How to see if a categorical variable or interactions between variables affects a continuous outcome variable

Question

(1) Generally, if I have a categorical variable (X) that is non-ordinal, many unique values, and an outcome variable that is continuous, highly skewed (not normally distributed at all), then what kind of testing or technique to use to see if there is any relationship or not?

(2) I am trying to do an inference study and currently in the stage of testing each individual independent variable's impact on the outcome continuous variable (then I will try some methods on the interaction between some variables). My next question is, how can we combine one categorical (say, already encoded) and one continous variable (not normally distributed), and use this interaction or newly created feature to see how it affects the outcome variable?

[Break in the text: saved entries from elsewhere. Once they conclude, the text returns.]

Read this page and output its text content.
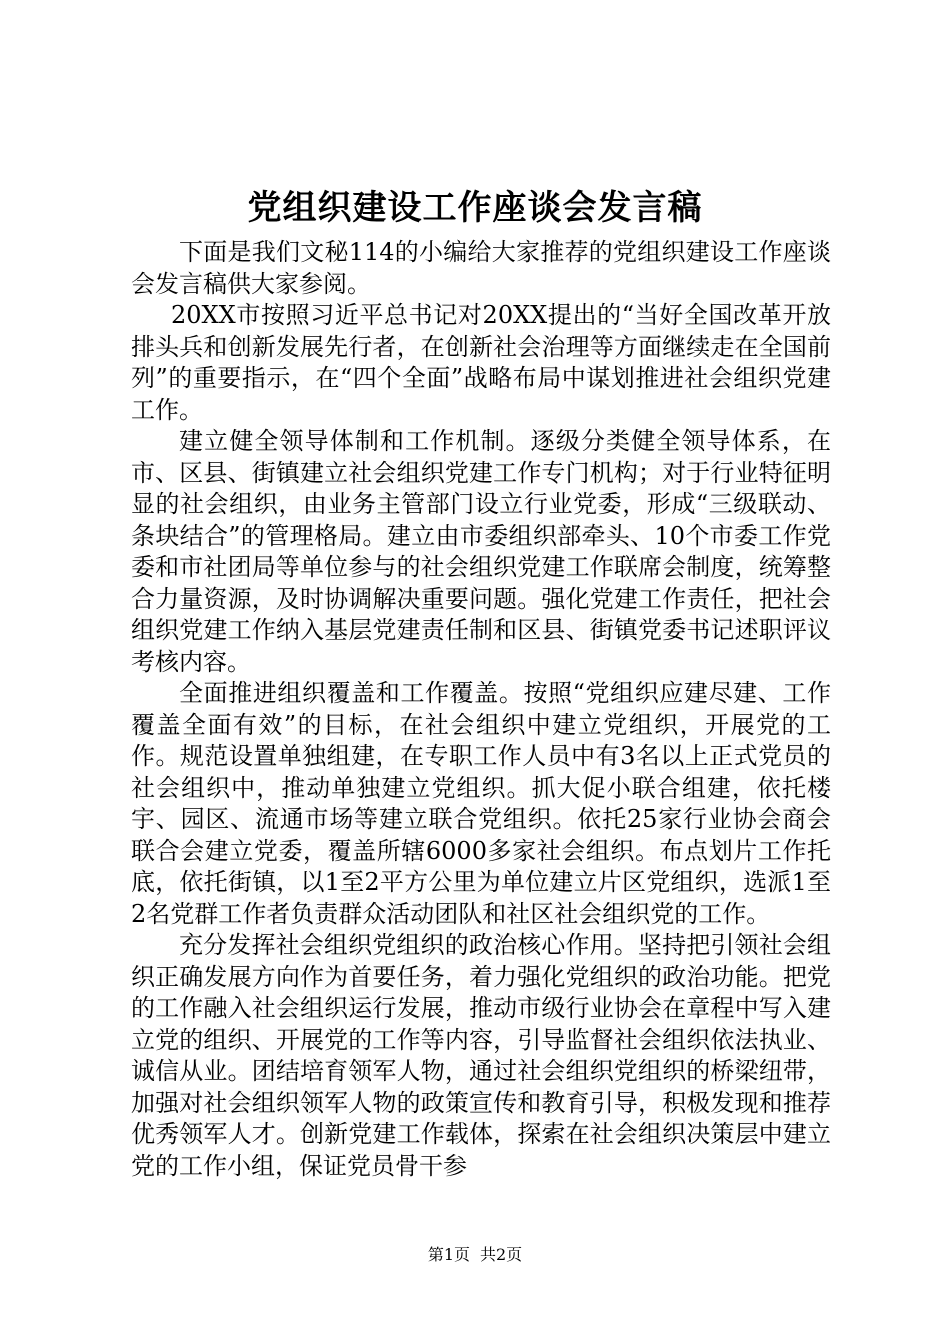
党组织建设工作座谈会发言稿

下面是我们文秘114的小编给大家推荐的党组织建设工作座谈会发言稿供大家参阅。

20XX市按照习近平总书记对20XX提出的“当好全国改革开放排头兵和创新发展先行者，在创新社会治理等方面继续走在全国前列”的重要指示，在“四个全面”战略布局中谋划推进社会组织党建工作。

建立健全领导体制和工作机制。逐级分类健全领导体系，在市、区县、街镇建立社会组织党建工作专门机构；对于行业特征明显的社会组织，由业务主管部门设立行业党委，形成“三级联动、条块结合”的管理格局。建立由市委组织部牵头、10个市委工作党委和市社团局等单位参与的社会组织党建工作联席会制度，统筹整合力量资源，及时协调解决重要问题。强化党建工作责任，把社会组织党建工作纳入基层党建责任制和区县、街镇党委书记述职评议考核内容。

全面推进组织覆盖和工作覆盖。按照“党组织应建尽建、工作覆盖全面有效”的目标，在社会组织中建立党组织，开展党的工作。规范设置单独组建，在专职工作人员中有3名以上正式党员的社会组织中，推动单独建立党组织。抓大促小联合组建，依托楼宇、园区、流通市场等建立联合党组织。依托25家行业协会商会联合会建立党委，覆盖所辖6000多家社会组织。布点划片工作托底，依托街镇，以1至2平方公里为单位建立片区党组织，选派1至2名党群工作者负责群众活动团队和社区社会组织党的工作。

充分发挥社会组织党组织的政治核心作用。坚持把引领社会组织正确发展方向作为首要任务，着力强化党组织的政治功能。把党的工作融入社会组织运行发展，推动市级行业协会在章程中写入建立党的组织、开展党的工作等内容，引导监督社会组织依法执业、诚信从业。团结培育领军人物，通过社会组织党组织的桥梁纽带，加强对社会组织领军人物的政策宣传和教育引导，积极发现和推荐优秀领军人才。创新党建工作载体，探索在社会组织决策层中建立党的工作小组，保证党员骨干参

第1页 共2页
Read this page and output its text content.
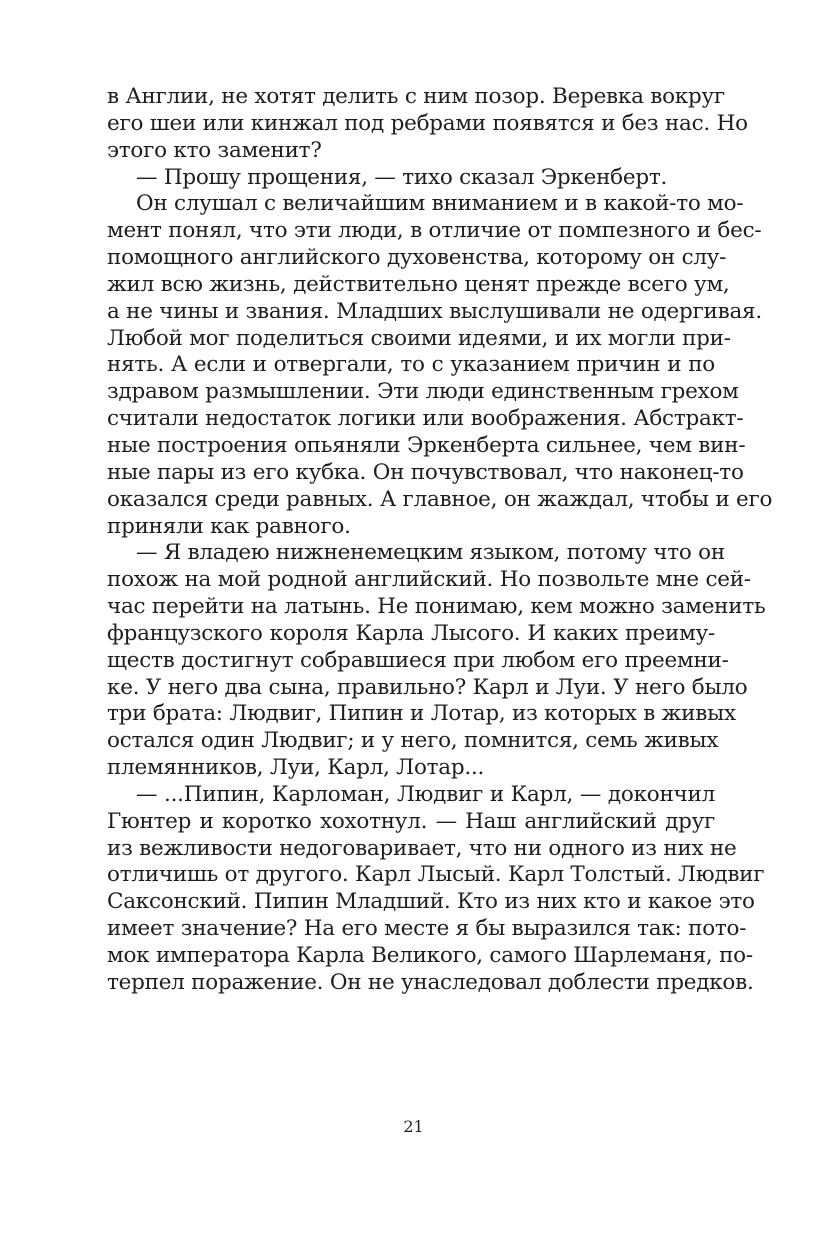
в Англии, не хотят делить с ним позор. Веревка вокруг
его шеи или кинжал под ребрами появятся и без нас. Но
этого кто заменит?
— Прошу прощения, — тихо сказал Эркенберт.
Он слушал с величайшим вниманием и в какой-то мо-
мент понял, что эти люди, в отличие от помпезного и бес-
помощного английского духовенства, которому он слу-
жил всю жизнь, действительно ценят прежде всего ум,
а не чины и звания. Младших выслушивали не одергивая.
Любой мог поделиться своими идеями, и их могли при-
нять. А если и отвергали, то с указанием причин и по
здравом размышлении. Эти люди единственным грехом
считали недостаток логики или воображения. Абстракт-
ные построения опьяняли Эркенберта сильнее, чем вин-
ные пары из его кубка. Он почувствовал, что наконец-то
оказался среди равных. А главное, он жаждал, чтобы и его
приняли как равного.
— Я владею нижненемецким языком, потому что он
похож на мой родной английский. Но позвольте мне сей-
час перейти на латынь. Не понимаю, кем можно заменить
французского короля Карла Лысого. И каких преиму-
ществ достигнут собравшиеся при любом его преемни-
ке. У него два сына, правильно? Карл и Луи. У него было
три брата: Людвиг, Пипин и Лотар, из которых в живых
остался один Людвиг; и у него, помнится, семь живых
племянников, Луи, Карл, Лотар...
— ...Пипин, Карломан, Людвиг и Карл, — докончил
Гюнтер и коротко хохотнул. — Наш английский друг
из вежливости недоговаривает, что ни одного из них не
отличишь от другого. Карл Лысый. Карл Толстый. Людвиг
Саксонский. Пипин Младший. Кто из них кто и какое это
имеет значение? На его месте я бы выразился так: пото-
мок императора Карла Великого, самого Шарлеманя, по-
терпел поражение. Он не унаследовал доблести предков.
21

For the first case, I encounter Kruskal-Wallis test but am still trying to understand carefully. But what are your experiences dealing with such cases?

Answer 1

(1) I think Kruskal-Wallis as you mentioned here is a good start since the parametric alternative (ANOVA) will probably have violated assumptions (as you have tested maybe?). But this depends a bit on the amount of skewness, sometimes simple transformations can still do the trick and enable you to perform a classical ANOVA/t-test, given sufficient sample size.

Extra: watch out with the 'sparsity' of your variable: you say you have many unique categories, this might make it hard to find any association at all. If this problem occurs, try to combine some categories maybe, if possible.

Further, note that Kruskal-Wallis will just tell you 'there is some difference somewhere', but it is not going to tell you how big/strong is that difference and in what direction. If this is not what you need, then don't worry about this.

(2) You can just incorporate the interaction between your nominal variable and skewed continuous variable as you would do in other cases. Your independent variables have no distributional restrictions. But there is no need to 'combine' variables or define a new variable here.

To see the effect of this interaction on an outcome variable, it might be good to look into (nonparametric) regression techniques, depending on your dependent variable.